In each of the above examples, the expansion ratio when heated at 300 ° C. for 5 minutes was 20 times or more, and the shape holding power was 0.7 N or more, so that the fire resistance performance at low temperature was good and more excellent. We were able to obtain a refractory material with fire resistance. On the other hand, in the comparative example, the expansion ratio when heated at 300 ° C. for 5 minutes was less than 20 times, or the shape holding force was less than 0.7 N, so that the fire resistance performance could not be improved.
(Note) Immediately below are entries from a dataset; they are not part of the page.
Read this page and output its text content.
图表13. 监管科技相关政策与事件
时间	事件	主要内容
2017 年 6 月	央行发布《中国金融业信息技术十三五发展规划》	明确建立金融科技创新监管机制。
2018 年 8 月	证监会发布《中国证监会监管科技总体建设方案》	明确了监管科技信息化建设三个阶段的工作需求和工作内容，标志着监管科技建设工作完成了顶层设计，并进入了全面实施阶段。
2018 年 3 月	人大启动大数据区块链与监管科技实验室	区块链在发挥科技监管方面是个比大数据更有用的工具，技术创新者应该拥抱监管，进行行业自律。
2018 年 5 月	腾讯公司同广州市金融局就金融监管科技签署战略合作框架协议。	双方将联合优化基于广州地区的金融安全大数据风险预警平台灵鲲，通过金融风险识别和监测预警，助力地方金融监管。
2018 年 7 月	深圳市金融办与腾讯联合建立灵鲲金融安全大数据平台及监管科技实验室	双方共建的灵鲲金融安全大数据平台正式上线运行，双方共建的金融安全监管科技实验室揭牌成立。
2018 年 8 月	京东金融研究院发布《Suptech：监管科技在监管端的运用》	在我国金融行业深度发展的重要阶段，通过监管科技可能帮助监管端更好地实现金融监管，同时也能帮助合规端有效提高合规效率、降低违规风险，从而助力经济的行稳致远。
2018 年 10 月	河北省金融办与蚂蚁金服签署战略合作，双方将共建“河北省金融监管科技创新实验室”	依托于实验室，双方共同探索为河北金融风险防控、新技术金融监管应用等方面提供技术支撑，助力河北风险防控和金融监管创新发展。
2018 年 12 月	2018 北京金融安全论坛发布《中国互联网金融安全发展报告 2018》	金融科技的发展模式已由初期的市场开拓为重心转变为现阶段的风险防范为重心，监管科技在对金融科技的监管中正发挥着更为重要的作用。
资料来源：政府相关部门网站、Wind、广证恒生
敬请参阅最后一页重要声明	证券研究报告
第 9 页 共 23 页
It was.

Claims (8)

A refractory material comprising a fire-resistant resin composition containing at least one matrix component selected from the group consisting of a resin component and an elastomer component, a heat-expandable graphite, and a phosphorus compound.
A refractory material having an expansion ratio of 20 times or more and a shape holding power of 0.7 N or more when heated at 300 ° C. for 5 minutes. The refractory material according to claim 1, wherein the heat-expandable graphite contains a heat-expandable graphite having a volume increase rate of 1.0 ml / g / min or more when heated at 300 ° C. for 10 minutes. The refractory material according to claim 1 or 2, wherein the expansion ratio when heated at 500 ° C. for 5 minutes is 30 times or more, and the shape holding power is 0.07 N or more. The refractory material according to any one of claims 1 to 3, wherein the matrix component is an epoxy resin. The refractory material according to any one of claims 1 to 4, wherein the phosphorus compound contains a lower phosphate. The refractory material according to any one of claims 1 to 5, wherein the phosphorus compound contains a phosphite. The refractory material according to any one of claims 1 to 6, wherein the refractory resin composition further contains an inorganic filler. A fitting provided with the refractory material according to any one of claims 1 to 7.